CS3AI18-Artificial Intelligence
Module Provider: Computer Science
Number of credits: 10 [5 ECTS credits]
Level:6
Terms in which taught: Spring term module
Pre-requisites:
Non-modular pre-requisites:
Co-requisites:
Modules excluded:
Current from: 2020/1
Email: v.k.ojha@reading.ac.uk
Type of module:
Summary module description:
The main goal of this module is to familiarise students with fundamental algorithms and methods in Artificial Intelligence. This module aims to provide knowledge of artificial intelligence techniques such as problems solving, search, reasoning, learning, and perception. In this module, students will learn state-of-the-art deep learning method.
The module aims to provide students with theoretical and practical knowledge of Artificial Intelligence from various techniques and applications.
Aims:
The main goal of the module is to equip students with the knowledge of Artificial Intelligence algorithms and techniques to tackle real-world problems (Artificial Intelligence applications) such as function optimisation, speech recognition, face recognition, web search, autonomous driving, automatic scheduling, autonomous systems, smart building, games, robotics. This module also encourages students to develop a set of professional skills such as the effective use of commercial software. Finally, upon successful completion of the module, students will have developed a wide range of practical skills necessary for modelling problem domains, including games, planning and robotics. Moreover, the module will provide an opportunity for students to develop their Python skills and apply that to Artificial Intelligence through practical assignments.
Assessable learning outcomes:
By the end of the module, students should be able to:
- describe the basic algorithms and techniques of artificial intelligence.
- apply state-of-the-art Artificial Intelligence algorithms and methods to real-world problems to create a small-scale AI project.
- Have knowledge of the fundamentals of search and planning.
- Have knowledge of the foundation of a satisfiability problem and algorithms for Sat-solving.
- Have knowledge of Reinforcement Learning.
Additional outcomes:
Improved programming skills and applied AI through practical work.
Outline content:
- Nature and goals of AI. Application areas.
- Searching state-spaces. Use of states and transitions to model problems.
- A* search algorithm. Use of heuristics in search.
- Constraint Satisfaction Problems.
- Game Trees.
- Markov Decision Processes.
- Reinforcement Learning.
- Bayes' Nets: Representation, Inference and Sampling.
- Decision Networks.
- V alue of Perfect Information and Markov Models.
- Hidden Markov Models.
- Naive Bayes.
- Perceptrons.
- Deep Learning.
Brief description of teaching and learning methods:
The module consists of lectures and tutorials throughout the term.
Autumn | Spring | Summer | |
Lectures | 16 | ||
Seminars | 4 | ||
Guided independent study: | 80 | ||
Total hours by term | 0 | 0 | |
Total hours for module | 100 |
Method | Percentage |
Written exam | 30 |
Project output other than dissertation | 70 |
Summative assessment- Examinations:
One 1.5-hour examination paper in May/June.
Summative assessment- Coursework and in-class tests:
- One project-based assignment (70%)
Formative assessment methods:
Penalties for late submission:
The Module Convenor will apply the following penalties for work submitted late:
- where the piece of work is submitted after the original deadline (or any formally agreed extension to the deadline): 10% of the total marks available for that piece of work will be deducted from the mark for each working day[1] (or part thereof) following the deadline up to a total of five working days;
- where the piece of work is submitted more than five working days after the original deadline (or any formally agreed extension to the deadline): a mark of zero will be recorded.
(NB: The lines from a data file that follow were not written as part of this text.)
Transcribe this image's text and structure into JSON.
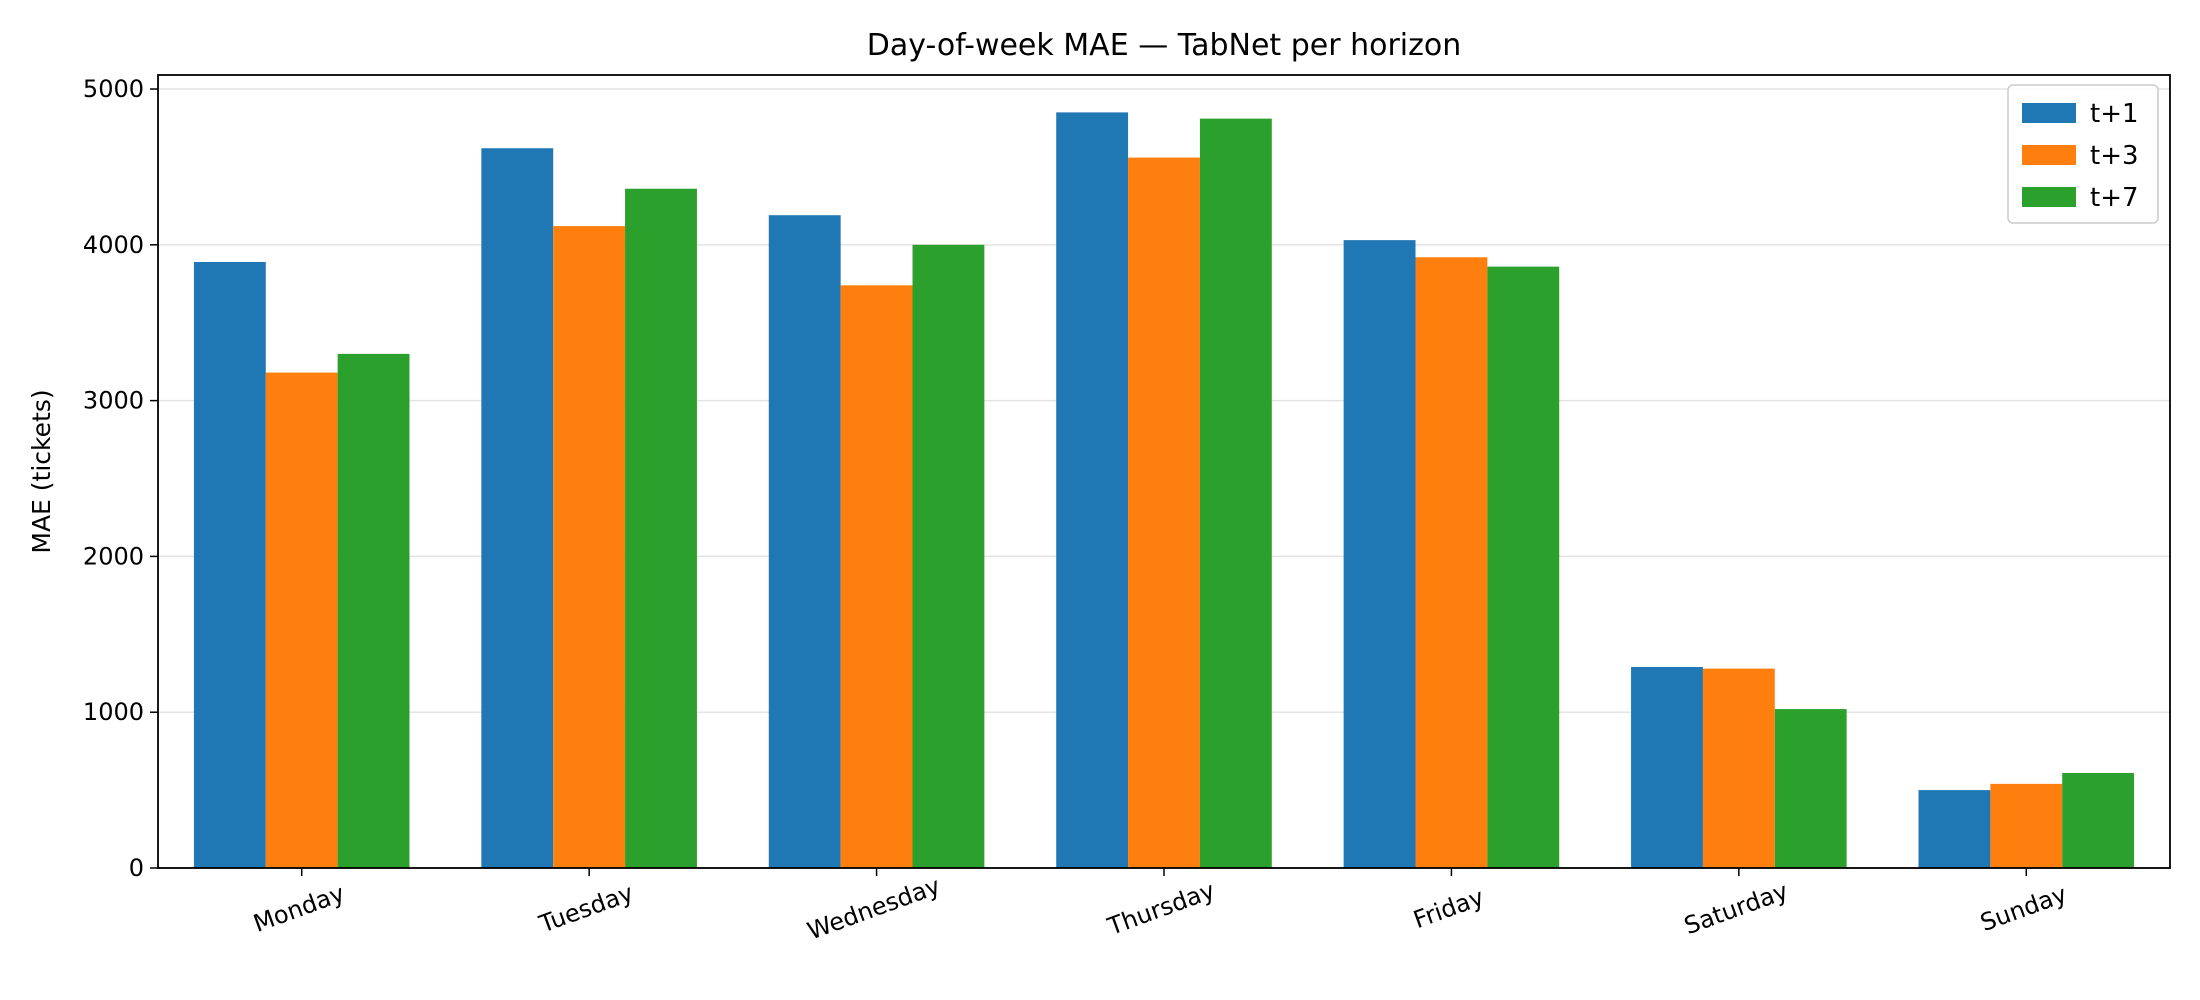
{
  "chart_data": {
    "type": "bar",
    "title": "Day-of-week MAE — TabNet per horizon",
    "xlabel": "",
    "ylabel": "MAE (tickets)",
    "categories": [
      "Monday",
      "Tuesday",
      "Wednesday",
      "Thursday",
      "Friday",
      "Saturday",
      "Sunday"
    ],
    "series": [
      {
        "name": "t+1",
        "color": "#1f77b4",
        "values": [
          3890,
          4620,
          4190,
          4850,
          4030,
          1290,
          500
        ]
      },
      {
        "name": "t+3",
        "color": "#ff7f0e",
        "values": [
          3180,
          4120,
          3740,
          4560,
          3920,
          1280,
          540
        ]
      },
      {
        "name": "t+7",
        "color": "#2ca02c",
        "values": [
          3300,
          4360,
          4000,
          4810,
          3860,
          1020,
          610
        ]
      }
    ],
    "ylim": [
      0,
      5090
    ],
    "yticks": [
      0,
      1000,
      2000,
      3000,
      4000,
      5000
    ],
    "grid": "horizontal",
    "legend_position": "top-right",
    "xtick_rotation": "slanted"
  }
}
You are strongly advised to ensure that coursework is submitted by the relevant deadline. You should note that it is advisable to submit work in an unfinished state rather than to fail to submit any work.
Assessment requirements for a pass:
A mark of 40% overall.
Reassessment arrangements:
One 2-hour examination paper in August/September. Note that the resit module mark will be the higher of (a) the mark from this resit exam and (b) an average of this resit exam mark and previous coursework marks, weighted as per the first attempt (30% exam, 70% coursework).
Additional Costs (specified where applicable):
Last updated: 16 April 2020
THE INFORMATION CONTAINED IN THIS MODULE DESCRIPTION DOES NOT FORM ANY PART OF A STUDENT'S CONTRACT.